9) On the last two batteries the x8 would not work voltage too low even for lipo pre-charge to work. I needed to figure out a way to raise the voltage just a little. what I decided to do is charge for 2-4 seconds on the NiMH setting on the x8 balance leads still connected. That raised the voltage to above 10v didn't need much less than hslf a volt. Probably not the way to do it, but it worked.
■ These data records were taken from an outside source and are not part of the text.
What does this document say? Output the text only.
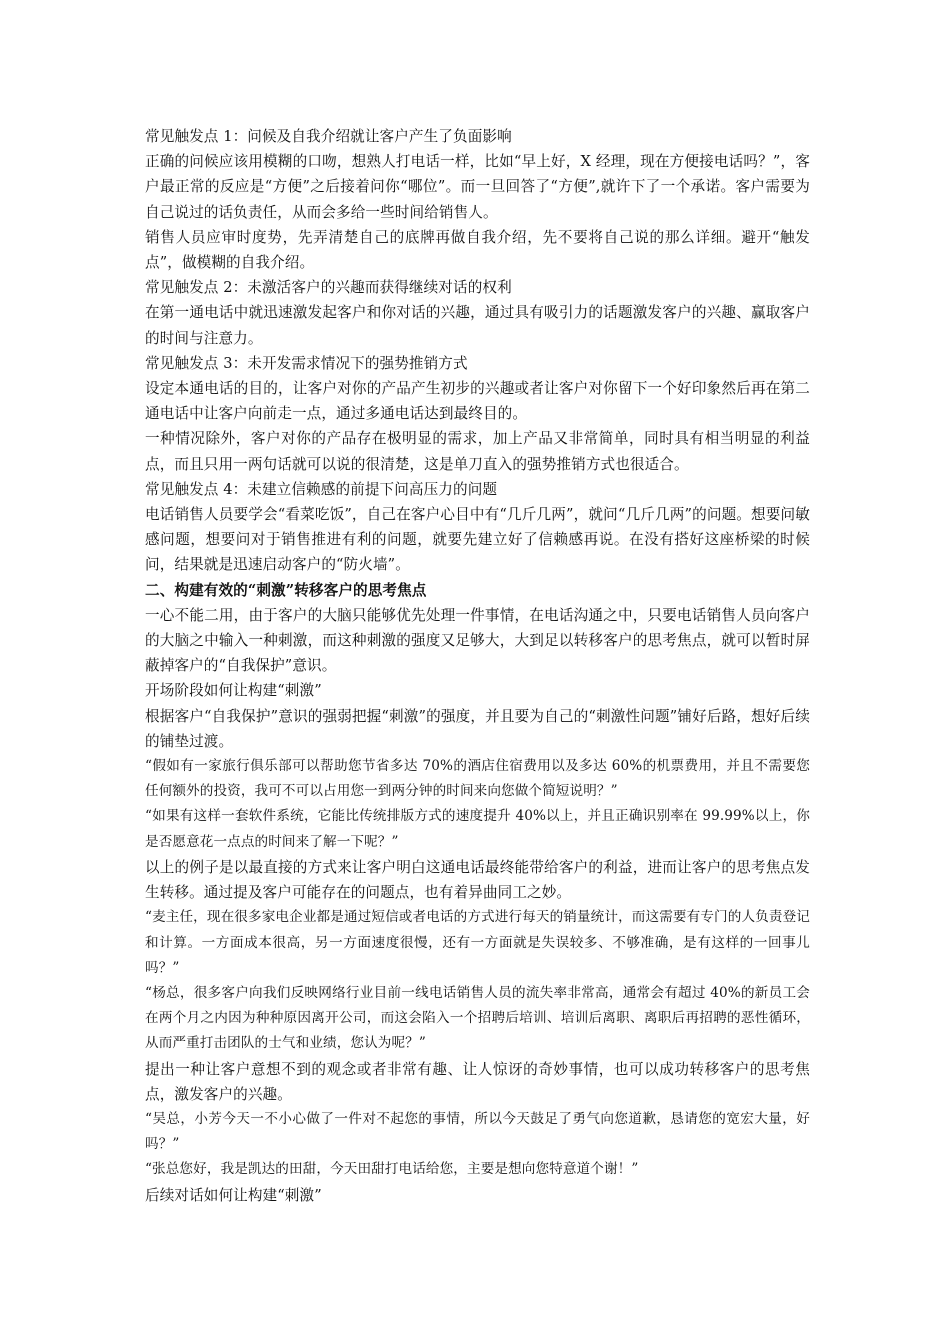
常见触发点 1：问候及自我介绍就让客户产生了负面影响

正确的问候应该用模糊的口吻，想熟人打电话一样，比如“早上好，X 经理，现在方便接电话吗？”，客户最正常的反应是“方便”之后接着问你“哪位”。而一旦回答了“方便”,就许下了一个承诺。客户需要为自己说过的话负责任，从而会多给一些时间给销售人。

销售人员应审时度势，先弄清楚自己的底牌再做自我介绍，先不要将自己说的那么详细。避开“触发点”，做模糊的自我介绍。

常见触发点 2：未激活客户的兴趣而获得继续对话的权利

在第一通电话中就迅速激发起客户和你对话的兴趣，通过具有吸引力的话题激发客户的兴趣、赢取客户的时间与注意力。

常见触发点 3：未开发需求情况下的强势推销方式

设定本通电话的目的，让客户对你的产品产生初步的兴趣或者让客户对你留下一个好印象然后再在第二通电话中让客户向前走一点，通过多通电话达到最终目的。

一种情况除外，客户对你的产品存在极明显的需求，加上产品又非常简单，同时具有相当明显的利益点，而且只用一两句话就可以说的很清楚，这是单刀直入的强势推销方式也很适合。

常见触发点 4：未建立信赖感的前提下问高压力的问题

电话销售人员要学会“看菜吃饭”，自己在客户心目中有“几斤几两”，就问“几斤几两”的问题。想要问敏感问题，想要问对于销售推进有利的问题，就要先建立好了信赖感再说。在没有搭好这座桥梁的时候问，结果就是迅速启动客户的“防火墙”。

二、构建有效的“刺激”转移客户的思考焦点

一心不能二用，由于客户的大脑只能够优先处理一件事情，在电话沟通之中，只要电话销售人员向客户的大脑之中输入一种刺激，而这种刺激的强度又足够大，大到足以转移客户的思考焦点，就可以暂时屏蔽掉客户的“自我保护”意识。

开场阶段如何让构建“刺激”

根据客户“自我保护”意识的强弱把握“刺激”的强度，并且要为自己的“刺激性问题”铺好后路，想好后续的铺垫过渡。

“假如有一家旅行俱乐部可以帮助您节省多达 70%的酒店住宿费用以及多达 60%的机票费用，并且不需要您任何额外的投资，我可不可以占用您一到两分钟的时间来向您做个简短说明？”

“如果有这样一套软件系统，它能比传统排版方式的速度提升 40%以上，并且正确识别率在 99.99%以上，你是否愿意花一点点的时间来了解一下呢？”

以上的例子是以最直接的方式来让客户明白这通电话最终能带给客户的利益，进而让客户的思考焦点发生转移。通过提及客户可能存在的问题点，也有着异曲同工之妙。

“麦主任，现在很多家电企业都是通过短信或者电话的方式进行每天的销量统计，而这需要有专门的人负责登记和计算。一方面成本很高，另一方面速度很慢，还有一方面就是失误较多、不够准确，是有这样的一回事儿吗？”

“杨总，很多客户向我们反映网络行业目前一线电话销售人员的流失率非常高，通常会有超过 40%的新员工会在两个月之内因为种种原因离开公司，而这会陷入一个招聘后培训、培训后离职、离职后再招聘的恶性循环，从而严重打击团队的士气和业绩，您认为呢？”

提出一种让客户意想不到的观念或者非常有趣、让人惊讶的奇妙事情，也可以成功转移客户的思考焦点，激发客户的兴趣。

“吴总，小芳今天一不小心做了一件对不起您的事情，所以今天鼓足了勇气向您道歉，恳请您的宽宏大量，好吗？”

“张总您好，我是凯达的田甜，今天田甜打电话给您，主要是想向您特意道个谢！”

后续对话如何让构建“刺激”
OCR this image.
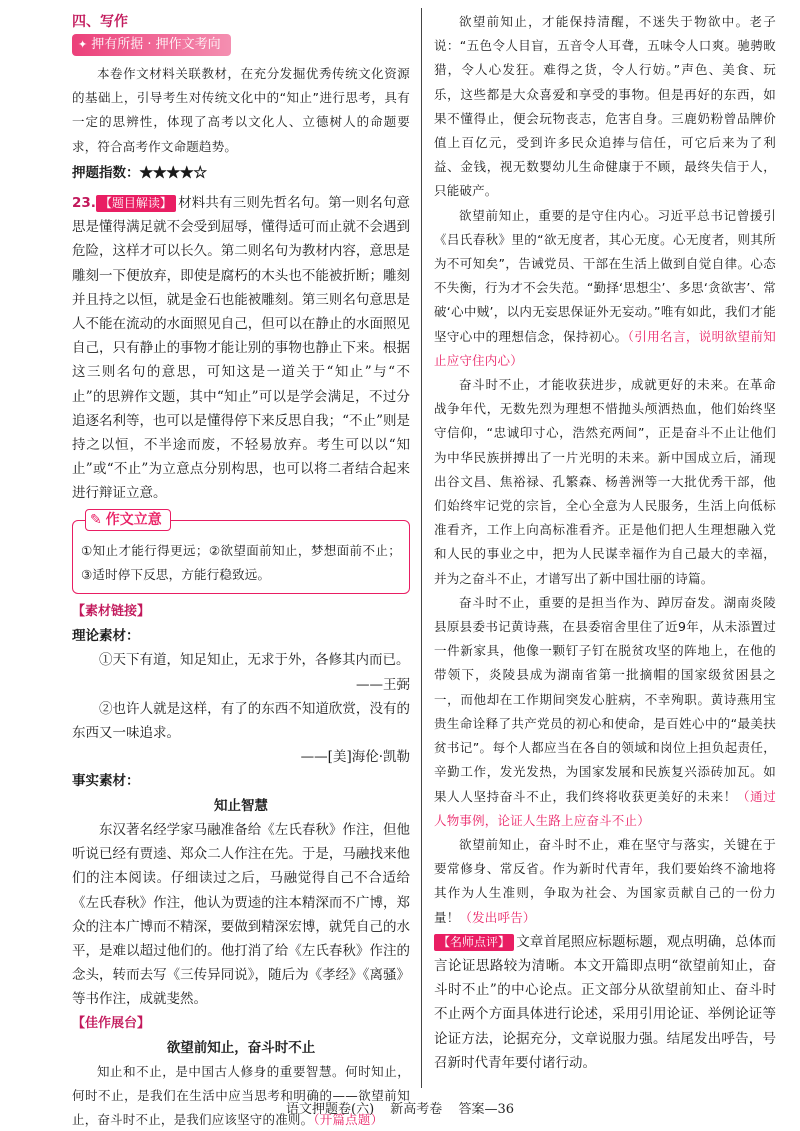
四、写作
✦ 押有所据 · 押作文考向

本卷作文材料关联教材，在充分发掘优秀传统文化资源的基础上，引导考生对传统文化中的“知止”进行思考，具有一定的思辨性，体现了高考以文化人、立德树人的命题要求，符合高考作文命题趋势。

押题指数：★★★★☆

23. 【题目解读】 材料共有三则先哲名句。第一则名句意思是懂得满足就不会受到屈辱，懂得适可而止就不会遇到危险，这样才可以长久。第二则名句为教材内容，意思是雕刻一下便放弃，即使是腐朽的木头也不能被折断；雕刻并且持之以恒，就是金石也能被雕刻。第三则名句意思是人不能在流动的水面照见自己，但可以在静止的水面照见自己，只有静止的事物才能让别的事物也静止下来。根据这三则名句的意思，可知这是一道关于“知止”与“不止”的思辨作文题，其中“知止”可以是学会满足，不过分追逐名利等，也可以是懂得停下来反思自我；“不止”则是持之以恒，不半途而废，不轻易放弃。考生可以以“知止”或“不止”为立意点分别构思，也可以将二者结合起来进行辩证立意。

✎ 作文立意

①知止才能行得更远；②欲望面前知止，梦想面前不止；③适时停下反思，方能行稳致远。

【素材链接】

理论素材：

①天下有道，知足知止，无求于外，各修其内而已。

——王弼

②也许人就是这样，有了的东西不知道欣赏，没有的东西又一味追求。

——[美]海伦·凯勒

事实素材：

知止智慧

东汉著名经学家马融准备给《左氏春秋》作注，但他听说已经有贾逵、郑众二人作注在先。于是，马融找来他们的注本阅读。仔细读过之后，马融觉得自己不合适给《左氏春秋》作注，他认为贾逵的注本精深而不广博，郑众的注本广博而不精深，要做到精深宏博，就凭自己的水平，是难以超过他们的。他打消了给《左氏春秋》作注的念头，转而去写《三传异同说》，随后为《孝经》《离骚》等书作注，成就斐然。

【佳作展台】

欲望前知止，奋斗时不止

知止和不止，是中国古人修身的重要智慧。何时知止，何时不止，是我们在生活中应当思考和明确的——欲望前知止，奋斗时不止，是我们应该坚守的准则。（开篇点题）

欲望前知止，才能保持清醒，不迷失于物欲中。老子说：“五色令人目盲，五音令人耳聋，五味令人口爽。驰骋畋猎，令人心发狂。难得之货，令人行妨。”声色、美食、玩乐，这些都是大众喜爱和享受的事物。但是再好的东西，如果不懂得止，便会玩物丧志，危害自身。三鹿奶粉曾品牌价值上百亿元，受到许多民众追捧与信任，可它后来为了利益、金钱，视无数婴幼儿生命健康于不顾，最终失信于人，只能破产。

欲望前知止，重要的是守住内心。习近平总书记曾援引《吕氏春秋》里的“欲无度者，其心无度。心无度者，则其所为不可知矣”，告诫党员、干部在生活上做到自觉自律。心态不失衡，行为才不会失范。“勤择‘思想尘’、多思‘贪欲害’、常破‘心中贼’，以内无妄思保证外无妄动。”唯有如此，我们才能坚守心中的理想信念，保持初心。（引用名言，说明欲望前知止应守住内心）

奋斗时不止，才能收获进步，成就更好的未来。在革命战争年代，无数先烈为理想不惜抛头颅洒热血，他们始终坚守信仰，“忠诚印寸心，浩然充两间”，正是奋斗不止让他们为中华民族拼搏出了一片光明的未来。新中国成立后，涌现出谷文昌、焦裕禄、孔繁森、杨善洲等一大批优秀干部，他们始终牢记党的宗旨，全心全意为人民服务，生活上向低标准看齐，工作上向高标准看齐。正是他们把人生理想融入党和人民的事业之中，把为人民谋幸福作为自己最大的幸福，并为之奋斗不止，才谱写出了新中国壮丽的诗篇。

奋斗时不止，重要的是担当作为、踔厉奋发。湖南炎陵县原县委书记黄诗燕，在县委宿舍里住了近9年，从未添置过一件新家具，他像一颗钉子钉在脱贫攻坚的阵地上，在他的带领下，炎陵县成为湖南省第一批摘帽的国家级贫困县之一，而他却在工作期间突发心脏病，不幸殉职。黄诗燕用宝贵生命诠释了共产党员的初心和使命，是百姓心中的“最美扶贫书记”。每个人都应当在各自的领域和岗位上担负起责任，辛勤工作，发光发热，为国家发展和民族复兴添砖加瓦。如果人人坚持奋斗不止，我们终将收获更美好的未来！（通过人物事例，论证人生路上应奋斗不止）

欲望前知止，奋斗时不止，难在坚守与落实，关键在于要常修身、常反省。作为新时代青年，我们要始终不渝地将其作为人生准则，争取为社会、为国家贡献自己的一份力量！（发出呼告）

【名师点评】 文章首尾照应标题标题，观点明确，总体而言论证思路较为清晰。本文开篇即点明“欲望前知止，奋斗时不止”的中心论点。正文部分从欲望前知止、奋斗时不止两个方面具体进行论述，采用引用论证、举例论证等论证方法，论据充分，文章说服力强。结尾发出呼告，号召新时代青年要付诸行动。

语文押题卷(六) 新高考卷 答案—36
10) I charged one of the last two batteries last night to 19v and the other battery is now charging should be around 21v by the time I have to leave to pickup a friend.
11) 21v for 7s lipo is the magic number for the normal charging programs to work and all the cells need to be above 3v. or it will stop. Once both these conditions are met the precharge program switches to the normal charging program.

12) Once all the batteries are at 24v I will charge them to 28.7 and do a discharge test with the x8.

I did some recalculations today and it appears 63Ah is wishful thinking. For 7000 watt/25.2/6= 46.3 Ah.
Later Floyd
Reply
#10
For step one, did you have burnt wiring and leaky cells? Not sure I'm reading that correctly.

And congrats on getting them all up to a healthier voltage! I haven't been back to mine since tearing it down (and finding see very, very low cells)


I'm not sure the math is that simple, I wonder if LG included losses from the DCDC in the kwh reading? I think the 63Ah spec comes directly from the individual cells, but I can't find a spec sheet for these cells.